Reinforcement Learning for User Association and Handover in mmWave-Enabled Networks

Abstract

Using a multi-armed bandit technique, we propose centralized and semi-distributed online algorithms for load balancing user association and handover in mmWave-enabled networks. Load balancing at all base stations (BSs) imposes explicit constraints that makes the actions of all user equipment (UEs) co-dependent, a challenging twist to reinforcement learning. We propose a central load balancer to guarantee load balancing at all BSs for every learning step. We consider two association vectors: one for leaning update, and one best-to-date for data transmission, allowing UEs to engage in best-result data transmission while effectively participating in a background learning process indefinitely.

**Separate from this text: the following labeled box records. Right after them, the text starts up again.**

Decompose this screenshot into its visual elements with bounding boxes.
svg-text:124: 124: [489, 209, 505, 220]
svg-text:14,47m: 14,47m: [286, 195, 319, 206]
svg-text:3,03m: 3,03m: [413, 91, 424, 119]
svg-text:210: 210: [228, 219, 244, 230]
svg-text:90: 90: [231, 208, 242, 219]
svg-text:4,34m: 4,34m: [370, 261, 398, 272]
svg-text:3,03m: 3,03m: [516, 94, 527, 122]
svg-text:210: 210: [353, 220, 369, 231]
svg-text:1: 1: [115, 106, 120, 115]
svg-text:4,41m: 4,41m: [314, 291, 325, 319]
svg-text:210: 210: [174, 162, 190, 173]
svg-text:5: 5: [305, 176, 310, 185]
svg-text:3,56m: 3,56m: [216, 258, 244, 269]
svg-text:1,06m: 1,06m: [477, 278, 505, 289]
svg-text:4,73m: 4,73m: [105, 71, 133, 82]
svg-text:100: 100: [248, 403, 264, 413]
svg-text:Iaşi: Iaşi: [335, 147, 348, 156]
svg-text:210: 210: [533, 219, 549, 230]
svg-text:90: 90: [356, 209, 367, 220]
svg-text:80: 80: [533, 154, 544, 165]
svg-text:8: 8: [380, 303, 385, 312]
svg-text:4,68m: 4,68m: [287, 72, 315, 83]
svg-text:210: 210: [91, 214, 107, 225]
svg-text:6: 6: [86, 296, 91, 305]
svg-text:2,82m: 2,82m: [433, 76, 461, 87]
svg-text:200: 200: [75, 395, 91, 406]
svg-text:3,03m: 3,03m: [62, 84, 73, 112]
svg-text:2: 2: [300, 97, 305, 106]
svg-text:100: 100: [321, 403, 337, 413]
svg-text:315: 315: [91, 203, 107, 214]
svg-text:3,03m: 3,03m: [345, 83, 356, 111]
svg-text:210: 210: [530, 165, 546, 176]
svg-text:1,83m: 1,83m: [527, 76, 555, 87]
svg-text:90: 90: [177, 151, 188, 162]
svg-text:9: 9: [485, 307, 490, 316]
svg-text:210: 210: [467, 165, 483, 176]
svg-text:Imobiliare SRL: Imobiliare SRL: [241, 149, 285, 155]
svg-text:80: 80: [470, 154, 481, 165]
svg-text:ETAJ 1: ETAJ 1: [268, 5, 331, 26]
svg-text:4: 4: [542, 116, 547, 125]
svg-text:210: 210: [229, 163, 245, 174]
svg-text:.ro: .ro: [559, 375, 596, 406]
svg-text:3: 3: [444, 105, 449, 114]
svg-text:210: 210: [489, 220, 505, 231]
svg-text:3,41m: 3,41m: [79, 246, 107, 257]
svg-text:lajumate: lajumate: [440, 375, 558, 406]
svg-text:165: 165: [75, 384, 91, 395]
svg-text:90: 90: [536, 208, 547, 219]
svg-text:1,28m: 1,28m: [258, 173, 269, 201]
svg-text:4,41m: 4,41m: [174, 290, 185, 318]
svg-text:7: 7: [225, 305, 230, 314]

For dynamic networks, we introduce a measurement model capturing rapid channel variations and user mobility. To minimize handover rate, we also differentiate between the handover cost for transmission and that for learning, and introduce a learning handover cost decreasing with sojourn time. The proposed algorithms can be implemented online as they require no offline training and can effectively adapt to network dynamics. Numerical results show that the proposed algorithms exhibit fast learning convergence and outperform 3GPP handover by achieving an order of magnitude lower handover rate at a significantly higher network sum-rate, reaching within 94-97% of the near-optimal worst connection swapping benchmark algorithm.